How to use snapshot feature of MapR-FS to isolate Hive reads and writes

Monday, March 11, 2019

How to use snapshot feature of MapR-FS to isolate Hive reads and writes

Goal:

As we know, Hive locks can be used to isolate reads and writes.
Please refer to my previous blogs for details:
http://www.openkb.info/2014/11/hive-locks-tablepartition-level.html
http://www.openkb.info/2018/07/hive-different-lock-behaviors-between.html

That lock mechanism is maintained by Hive and it could have performance overhead or unexpected lock behavior based on your application logic.
This article shows another way to use snapshot feature of MapR-FS to isolate Hive reads and writes.

Env:

MapR 6.1
Hiv 2.3

Solution:

The idea of this solution is straightforward and simple:

When Hive writes such as data loading finishes, take the MapR volume snapshot.
Create an external Hive table based on that snapshot Hive data as a read-only copy for Hive reads.
In the meantime, the Hive writes can still happen on the original Hive table.

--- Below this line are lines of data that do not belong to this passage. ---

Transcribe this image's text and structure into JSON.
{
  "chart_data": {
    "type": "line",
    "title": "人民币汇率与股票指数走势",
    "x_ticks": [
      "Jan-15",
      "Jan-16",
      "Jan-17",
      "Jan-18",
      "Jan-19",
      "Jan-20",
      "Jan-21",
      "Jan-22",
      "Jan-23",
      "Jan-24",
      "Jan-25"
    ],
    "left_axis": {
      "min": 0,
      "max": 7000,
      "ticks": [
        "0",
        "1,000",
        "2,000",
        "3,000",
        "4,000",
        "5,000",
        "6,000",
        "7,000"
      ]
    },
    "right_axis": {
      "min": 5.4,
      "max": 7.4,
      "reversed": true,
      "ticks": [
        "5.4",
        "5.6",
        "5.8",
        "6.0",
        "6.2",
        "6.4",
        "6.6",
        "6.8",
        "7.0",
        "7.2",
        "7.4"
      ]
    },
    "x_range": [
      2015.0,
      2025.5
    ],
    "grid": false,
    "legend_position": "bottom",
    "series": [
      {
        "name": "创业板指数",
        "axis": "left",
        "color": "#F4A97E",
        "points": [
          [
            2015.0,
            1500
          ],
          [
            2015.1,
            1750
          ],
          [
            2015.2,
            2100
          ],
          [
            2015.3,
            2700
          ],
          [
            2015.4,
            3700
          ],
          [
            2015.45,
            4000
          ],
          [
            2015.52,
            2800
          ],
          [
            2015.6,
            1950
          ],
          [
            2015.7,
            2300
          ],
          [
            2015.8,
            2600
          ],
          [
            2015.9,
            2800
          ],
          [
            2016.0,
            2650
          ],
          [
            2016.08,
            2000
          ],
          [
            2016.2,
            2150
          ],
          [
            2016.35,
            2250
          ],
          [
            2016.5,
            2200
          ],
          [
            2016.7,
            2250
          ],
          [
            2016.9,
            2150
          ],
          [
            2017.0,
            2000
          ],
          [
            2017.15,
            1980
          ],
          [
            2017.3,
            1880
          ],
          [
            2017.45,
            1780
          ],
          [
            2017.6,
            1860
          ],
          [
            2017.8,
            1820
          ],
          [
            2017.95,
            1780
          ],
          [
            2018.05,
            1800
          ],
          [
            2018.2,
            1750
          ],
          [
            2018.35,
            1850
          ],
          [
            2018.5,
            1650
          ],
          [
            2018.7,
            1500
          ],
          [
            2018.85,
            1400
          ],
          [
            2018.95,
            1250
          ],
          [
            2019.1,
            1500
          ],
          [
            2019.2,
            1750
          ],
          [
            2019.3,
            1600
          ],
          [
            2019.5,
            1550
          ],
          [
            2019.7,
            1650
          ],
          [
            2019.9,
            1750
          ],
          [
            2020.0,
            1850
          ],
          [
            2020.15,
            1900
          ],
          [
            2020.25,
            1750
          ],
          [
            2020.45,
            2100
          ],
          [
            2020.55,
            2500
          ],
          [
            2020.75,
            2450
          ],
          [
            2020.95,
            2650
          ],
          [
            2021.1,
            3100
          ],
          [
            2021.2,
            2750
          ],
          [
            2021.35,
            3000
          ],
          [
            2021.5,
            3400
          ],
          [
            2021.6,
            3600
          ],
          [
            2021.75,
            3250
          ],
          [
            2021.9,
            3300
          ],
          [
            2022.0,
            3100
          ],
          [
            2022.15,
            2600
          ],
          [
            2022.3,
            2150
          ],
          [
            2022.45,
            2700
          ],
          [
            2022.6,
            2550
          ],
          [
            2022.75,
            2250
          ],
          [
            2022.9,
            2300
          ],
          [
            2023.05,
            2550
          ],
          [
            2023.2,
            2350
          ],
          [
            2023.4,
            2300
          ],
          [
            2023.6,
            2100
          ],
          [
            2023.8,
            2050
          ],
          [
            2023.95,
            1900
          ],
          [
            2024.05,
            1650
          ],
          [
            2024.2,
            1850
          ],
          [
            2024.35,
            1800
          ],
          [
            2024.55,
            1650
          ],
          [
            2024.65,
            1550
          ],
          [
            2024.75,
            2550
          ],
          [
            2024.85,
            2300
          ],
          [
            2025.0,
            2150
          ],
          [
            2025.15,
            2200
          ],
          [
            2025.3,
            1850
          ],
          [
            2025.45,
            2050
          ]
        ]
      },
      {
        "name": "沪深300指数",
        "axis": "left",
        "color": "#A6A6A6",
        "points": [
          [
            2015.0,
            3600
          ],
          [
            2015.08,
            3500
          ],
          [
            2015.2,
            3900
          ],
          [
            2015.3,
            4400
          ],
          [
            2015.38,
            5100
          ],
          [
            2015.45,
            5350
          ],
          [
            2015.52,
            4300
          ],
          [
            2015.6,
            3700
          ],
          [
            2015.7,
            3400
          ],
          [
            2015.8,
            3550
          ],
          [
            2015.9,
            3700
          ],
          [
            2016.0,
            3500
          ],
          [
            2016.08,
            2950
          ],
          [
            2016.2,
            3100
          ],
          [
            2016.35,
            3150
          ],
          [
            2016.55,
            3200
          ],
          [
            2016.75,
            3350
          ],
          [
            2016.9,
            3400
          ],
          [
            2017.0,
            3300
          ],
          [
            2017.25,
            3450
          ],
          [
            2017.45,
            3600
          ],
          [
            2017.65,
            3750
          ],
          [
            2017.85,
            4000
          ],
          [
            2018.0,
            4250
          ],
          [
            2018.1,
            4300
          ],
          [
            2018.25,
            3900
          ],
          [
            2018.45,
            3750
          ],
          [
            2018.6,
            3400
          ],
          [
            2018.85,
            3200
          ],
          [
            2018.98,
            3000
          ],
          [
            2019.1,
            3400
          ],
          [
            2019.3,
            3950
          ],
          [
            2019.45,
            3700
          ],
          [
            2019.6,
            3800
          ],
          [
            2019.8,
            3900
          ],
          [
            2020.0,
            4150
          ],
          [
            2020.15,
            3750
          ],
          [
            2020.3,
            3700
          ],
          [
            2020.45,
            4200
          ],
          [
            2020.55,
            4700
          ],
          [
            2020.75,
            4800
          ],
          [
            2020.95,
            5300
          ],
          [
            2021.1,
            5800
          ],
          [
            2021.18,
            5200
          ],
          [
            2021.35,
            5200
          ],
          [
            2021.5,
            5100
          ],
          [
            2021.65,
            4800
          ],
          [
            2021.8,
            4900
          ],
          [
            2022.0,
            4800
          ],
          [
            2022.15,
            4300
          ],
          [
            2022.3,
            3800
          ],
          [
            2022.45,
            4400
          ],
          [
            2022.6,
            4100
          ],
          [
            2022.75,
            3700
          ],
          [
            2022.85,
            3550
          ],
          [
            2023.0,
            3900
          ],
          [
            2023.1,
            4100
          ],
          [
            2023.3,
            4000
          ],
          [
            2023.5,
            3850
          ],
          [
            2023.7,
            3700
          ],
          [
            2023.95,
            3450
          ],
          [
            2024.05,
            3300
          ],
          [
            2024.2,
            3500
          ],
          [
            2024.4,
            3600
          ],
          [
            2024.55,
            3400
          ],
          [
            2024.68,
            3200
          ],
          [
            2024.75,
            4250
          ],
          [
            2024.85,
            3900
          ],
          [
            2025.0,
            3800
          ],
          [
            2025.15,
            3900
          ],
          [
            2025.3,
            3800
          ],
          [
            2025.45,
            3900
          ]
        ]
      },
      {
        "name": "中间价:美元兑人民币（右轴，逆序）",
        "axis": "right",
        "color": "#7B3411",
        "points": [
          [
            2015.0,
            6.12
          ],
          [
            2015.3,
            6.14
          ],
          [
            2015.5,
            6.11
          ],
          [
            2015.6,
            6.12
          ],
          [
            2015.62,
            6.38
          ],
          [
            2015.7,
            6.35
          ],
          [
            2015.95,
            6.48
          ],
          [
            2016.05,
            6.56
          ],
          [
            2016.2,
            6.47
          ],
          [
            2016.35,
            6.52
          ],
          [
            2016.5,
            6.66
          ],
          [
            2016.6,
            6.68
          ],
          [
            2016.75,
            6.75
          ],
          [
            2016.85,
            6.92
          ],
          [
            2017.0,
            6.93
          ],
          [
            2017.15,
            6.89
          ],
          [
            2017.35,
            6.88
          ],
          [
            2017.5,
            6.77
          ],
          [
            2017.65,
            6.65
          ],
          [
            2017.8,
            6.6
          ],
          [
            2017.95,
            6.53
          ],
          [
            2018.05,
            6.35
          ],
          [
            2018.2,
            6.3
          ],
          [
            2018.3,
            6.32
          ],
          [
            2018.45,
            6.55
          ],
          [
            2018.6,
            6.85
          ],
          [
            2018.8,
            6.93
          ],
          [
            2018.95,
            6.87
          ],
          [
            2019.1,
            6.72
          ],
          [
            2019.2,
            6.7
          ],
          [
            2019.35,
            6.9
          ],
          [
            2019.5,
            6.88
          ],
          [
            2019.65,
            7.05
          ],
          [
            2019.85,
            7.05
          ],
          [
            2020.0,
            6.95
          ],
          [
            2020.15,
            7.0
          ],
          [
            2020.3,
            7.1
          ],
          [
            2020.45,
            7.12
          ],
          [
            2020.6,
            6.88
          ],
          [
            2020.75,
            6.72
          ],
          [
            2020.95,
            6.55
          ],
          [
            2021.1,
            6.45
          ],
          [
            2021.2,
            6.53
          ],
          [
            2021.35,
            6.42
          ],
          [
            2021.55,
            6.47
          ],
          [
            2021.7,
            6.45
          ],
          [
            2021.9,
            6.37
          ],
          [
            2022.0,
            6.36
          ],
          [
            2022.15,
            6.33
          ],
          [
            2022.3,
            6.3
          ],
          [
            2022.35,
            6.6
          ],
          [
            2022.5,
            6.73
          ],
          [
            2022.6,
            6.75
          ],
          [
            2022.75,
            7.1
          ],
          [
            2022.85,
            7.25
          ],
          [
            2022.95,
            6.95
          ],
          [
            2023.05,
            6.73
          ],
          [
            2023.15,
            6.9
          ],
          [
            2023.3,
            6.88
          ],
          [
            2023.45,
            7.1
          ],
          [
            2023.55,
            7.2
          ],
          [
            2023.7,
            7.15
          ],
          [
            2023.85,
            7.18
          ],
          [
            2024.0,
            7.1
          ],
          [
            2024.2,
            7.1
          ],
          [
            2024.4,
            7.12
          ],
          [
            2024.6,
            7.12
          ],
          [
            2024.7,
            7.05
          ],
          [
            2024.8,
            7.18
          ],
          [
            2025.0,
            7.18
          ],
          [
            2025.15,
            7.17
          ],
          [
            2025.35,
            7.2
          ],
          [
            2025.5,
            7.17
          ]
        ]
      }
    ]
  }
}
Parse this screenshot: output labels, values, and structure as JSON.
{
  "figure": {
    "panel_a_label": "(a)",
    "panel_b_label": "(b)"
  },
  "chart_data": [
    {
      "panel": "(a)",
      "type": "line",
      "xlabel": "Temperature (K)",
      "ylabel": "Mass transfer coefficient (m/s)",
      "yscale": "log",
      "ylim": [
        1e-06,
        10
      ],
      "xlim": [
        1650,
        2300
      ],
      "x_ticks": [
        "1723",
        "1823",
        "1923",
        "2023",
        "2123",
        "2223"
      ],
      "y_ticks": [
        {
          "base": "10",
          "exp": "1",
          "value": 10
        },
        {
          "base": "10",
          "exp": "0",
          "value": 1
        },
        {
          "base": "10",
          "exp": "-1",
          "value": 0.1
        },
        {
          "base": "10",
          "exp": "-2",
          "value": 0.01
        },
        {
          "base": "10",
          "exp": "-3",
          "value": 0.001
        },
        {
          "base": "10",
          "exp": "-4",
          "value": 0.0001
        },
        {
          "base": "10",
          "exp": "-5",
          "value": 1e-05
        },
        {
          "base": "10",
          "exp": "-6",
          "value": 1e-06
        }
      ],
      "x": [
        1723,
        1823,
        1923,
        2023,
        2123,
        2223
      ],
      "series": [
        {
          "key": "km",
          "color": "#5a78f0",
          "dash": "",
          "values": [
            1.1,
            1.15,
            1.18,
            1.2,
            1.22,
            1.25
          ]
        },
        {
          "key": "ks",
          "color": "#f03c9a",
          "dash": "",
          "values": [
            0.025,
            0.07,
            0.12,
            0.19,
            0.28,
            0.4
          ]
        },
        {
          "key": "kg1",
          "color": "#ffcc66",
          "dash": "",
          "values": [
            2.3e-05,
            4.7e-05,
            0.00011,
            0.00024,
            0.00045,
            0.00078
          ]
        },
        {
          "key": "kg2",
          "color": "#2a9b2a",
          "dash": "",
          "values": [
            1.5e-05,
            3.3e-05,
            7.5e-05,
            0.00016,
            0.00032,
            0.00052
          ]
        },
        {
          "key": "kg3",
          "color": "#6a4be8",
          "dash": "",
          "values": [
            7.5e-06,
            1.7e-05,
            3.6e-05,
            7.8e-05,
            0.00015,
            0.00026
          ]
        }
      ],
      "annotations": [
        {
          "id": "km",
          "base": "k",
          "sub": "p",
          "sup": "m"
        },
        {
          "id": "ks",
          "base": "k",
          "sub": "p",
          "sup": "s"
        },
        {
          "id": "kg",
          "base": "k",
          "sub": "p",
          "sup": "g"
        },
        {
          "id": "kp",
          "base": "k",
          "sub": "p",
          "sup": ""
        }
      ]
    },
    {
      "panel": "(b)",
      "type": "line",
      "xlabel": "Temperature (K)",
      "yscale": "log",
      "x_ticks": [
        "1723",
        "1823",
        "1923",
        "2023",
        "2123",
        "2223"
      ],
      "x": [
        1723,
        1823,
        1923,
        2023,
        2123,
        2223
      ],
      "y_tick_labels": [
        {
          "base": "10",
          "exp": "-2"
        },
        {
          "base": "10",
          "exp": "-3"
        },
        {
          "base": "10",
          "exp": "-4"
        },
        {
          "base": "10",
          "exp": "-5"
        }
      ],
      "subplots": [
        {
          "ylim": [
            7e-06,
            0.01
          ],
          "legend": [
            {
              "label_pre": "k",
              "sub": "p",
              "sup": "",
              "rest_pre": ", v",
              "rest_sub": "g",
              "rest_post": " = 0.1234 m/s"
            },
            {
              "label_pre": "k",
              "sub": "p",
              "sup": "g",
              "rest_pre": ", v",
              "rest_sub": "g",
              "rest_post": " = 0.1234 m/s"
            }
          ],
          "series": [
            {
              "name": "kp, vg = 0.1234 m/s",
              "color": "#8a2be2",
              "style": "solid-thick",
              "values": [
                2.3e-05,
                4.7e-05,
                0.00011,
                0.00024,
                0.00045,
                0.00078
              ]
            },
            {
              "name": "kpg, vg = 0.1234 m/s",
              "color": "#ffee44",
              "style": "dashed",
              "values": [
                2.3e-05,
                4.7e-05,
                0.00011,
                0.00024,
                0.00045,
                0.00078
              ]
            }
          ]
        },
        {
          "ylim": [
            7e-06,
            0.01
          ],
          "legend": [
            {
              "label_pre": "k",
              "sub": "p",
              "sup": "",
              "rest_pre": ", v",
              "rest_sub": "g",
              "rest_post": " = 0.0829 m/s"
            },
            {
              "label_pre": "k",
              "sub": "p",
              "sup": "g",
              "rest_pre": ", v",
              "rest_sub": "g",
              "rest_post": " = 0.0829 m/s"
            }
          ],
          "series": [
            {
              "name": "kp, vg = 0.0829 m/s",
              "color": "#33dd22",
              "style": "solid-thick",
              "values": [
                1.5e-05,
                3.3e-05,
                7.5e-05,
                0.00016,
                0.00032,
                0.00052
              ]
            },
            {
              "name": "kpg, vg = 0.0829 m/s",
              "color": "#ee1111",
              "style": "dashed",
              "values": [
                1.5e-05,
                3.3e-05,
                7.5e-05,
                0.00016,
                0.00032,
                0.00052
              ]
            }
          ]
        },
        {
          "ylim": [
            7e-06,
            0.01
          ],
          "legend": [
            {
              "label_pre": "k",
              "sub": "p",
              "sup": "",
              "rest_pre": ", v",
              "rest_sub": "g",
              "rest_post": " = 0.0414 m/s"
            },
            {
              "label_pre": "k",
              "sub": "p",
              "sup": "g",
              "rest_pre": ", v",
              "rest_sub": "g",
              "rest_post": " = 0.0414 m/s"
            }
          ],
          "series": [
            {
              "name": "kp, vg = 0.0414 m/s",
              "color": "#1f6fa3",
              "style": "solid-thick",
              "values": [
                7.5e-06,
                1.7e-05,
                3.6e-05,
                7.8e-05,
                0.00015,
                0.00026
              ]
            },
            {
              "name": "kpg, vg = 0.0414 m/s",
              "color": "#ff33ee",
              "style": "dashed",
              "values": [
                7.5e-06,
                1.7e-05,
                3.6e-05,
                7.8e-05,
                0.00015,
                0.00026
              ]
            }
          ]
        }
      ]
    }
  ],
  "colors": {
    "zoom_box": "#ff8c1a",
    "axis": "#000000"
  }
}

The Hive application logic should handle the life cycle of the volume snapshot and Hive external table.
Below is a simple example:
1. Create a MapR Volume named "testhive" mounted at /testhive

maprcli volume create -name testhive -path /testhive

2. Create a Hive table in that volume

CREATE TABLE `testsnapshot`(
  `id` int
)
LOCATION
  'maprfs:/testhive/testsnapshot';

And Load 500 rows into this table:

insert into testsnapshot select 1 from src;

select count(*) from testsnapshot;
500

3. Create a snapshot on the volume when no writes are happening

maprcli volume snapshot create -snapshotname mysnapshot -volume testhive

The snapshot data for that Hive table named "testsnapshot" is:

$ hadoop fs -ls /testhive/.snapshot/mysnapshot/testsnapshot
Found 1 items
-rwxr-xr-x   3 mapr mapr       1000 2019-03-11 10:34 /testhive/.snapshot/mysnapshot/testsnapshot/000000_0

4. Create an external table on that snapshot data

CREATE EXTERNAL TABLE `testsnapshot_ext`(
  `id` int
)
LOCATION
  'maprfs:/testhive/.snapshot/mysnapshot/testsnapshot';

5. In the meantime, write into the original Hive table

insert into testsnapshot select 1 from src;
select count(*) from testsnapshot;
1000

select count(*) from testsnapshot_ext;
500

As you can see, the Hive external table "testsnapshot_ext" based on the snapshot data can be a read-only copy for Hive reads.
The Hive writes can still happen in the meantime on the original Hive table "testsnapshot".

This use case works well if you plan to periodically load data into the Hive table, and you do not want to cause inconsistency for Hive reads instead of using Hive locks feature.

Monday, March 11, 2019